Se a Torino e provincia si cura meno a casa, si deve guardare all’atteggiamento dei medici di famiglia e, se del caso, attuare nei loro confronti una sorta di moral suasion da parte della Regione? “Ne discuterò con il presidente. Certo ci sono maggiori difficoltà logistiche tipiche delle aree metropolitane. Non è un caso che questo si verifichi anche a Milano rispetto al resto della Lombardia”, spiega Icardi. Possibili spiegazioni che però non convincono l’opposizione. “Non solo siamo la regione che ha più ricoveri, ma continuiamo anche ad essere tra le regioni con meno isolamenti domiciliari, segno di un tracciamento che fa fatica e di un protocollo di cure domiciliari che non decolla”, rimarca Daniele Valle, il consigliere del Pd che coordina la commissione di indagine sull’emergenza Covid. “I pronto soccorso torinesi, specie con la trasformazione del Martini in Covid Hospital, sono presi d’assalto e costretti a trasferire ricoverati fuori provincia. Mentre resta un segreto che non si vuole condividere dove siano stati realizzati i famosi 160 posti di terapia intensiva acquistati con il bando di Scr o i 299 del piano Arcuri. Abbiamo richiesto più volte il dato, ma ad oggi non abbiamo avuto alcuna risposta”.

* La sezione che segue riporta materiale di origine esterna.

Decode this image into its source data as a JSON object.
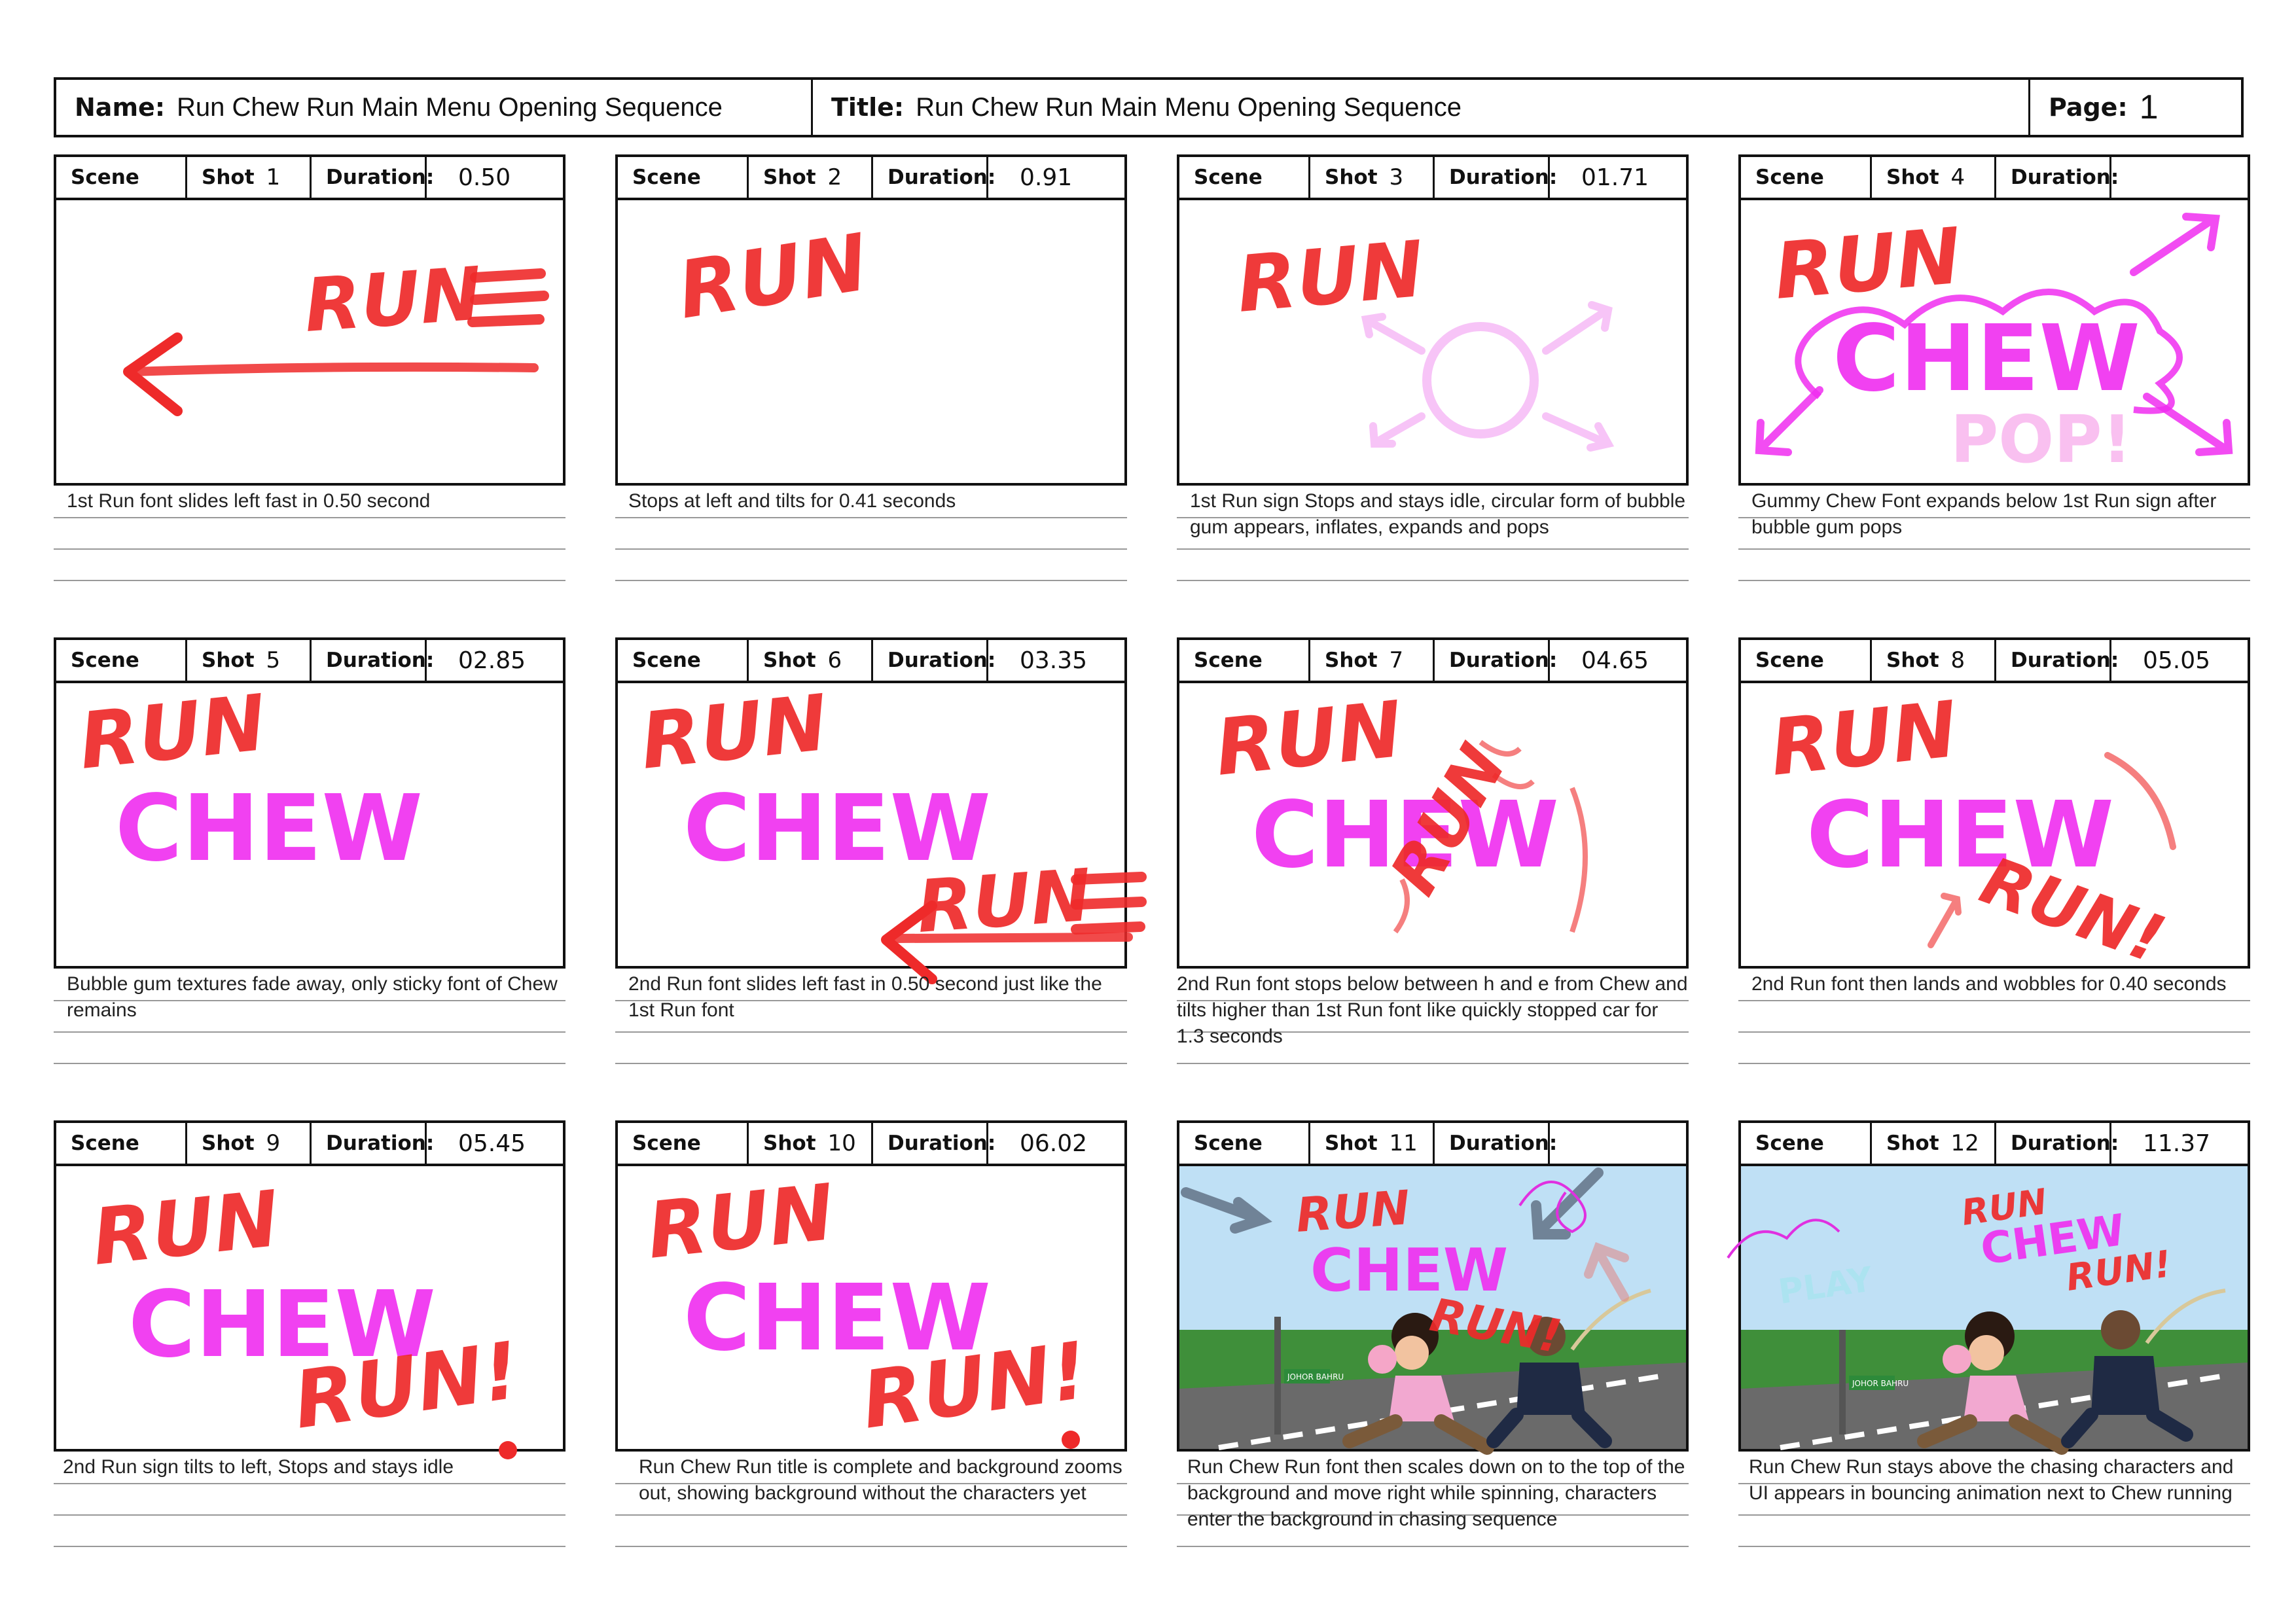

Restano quei numeri, ancora troppo alti, dei letti occupati dai pazienti Covid. Ieri i ricoveri sono scesi di 100 unità, ma restano pur sempre 3.800, pari a 96 su 100mila abitanti, poco meno rispetto al picco massimo di lunedì scorso quando la cifra era arrivata a 98, ma decisamente superiore al tasso attorno ai 50 su 100mila registrato ai primi di gennaio.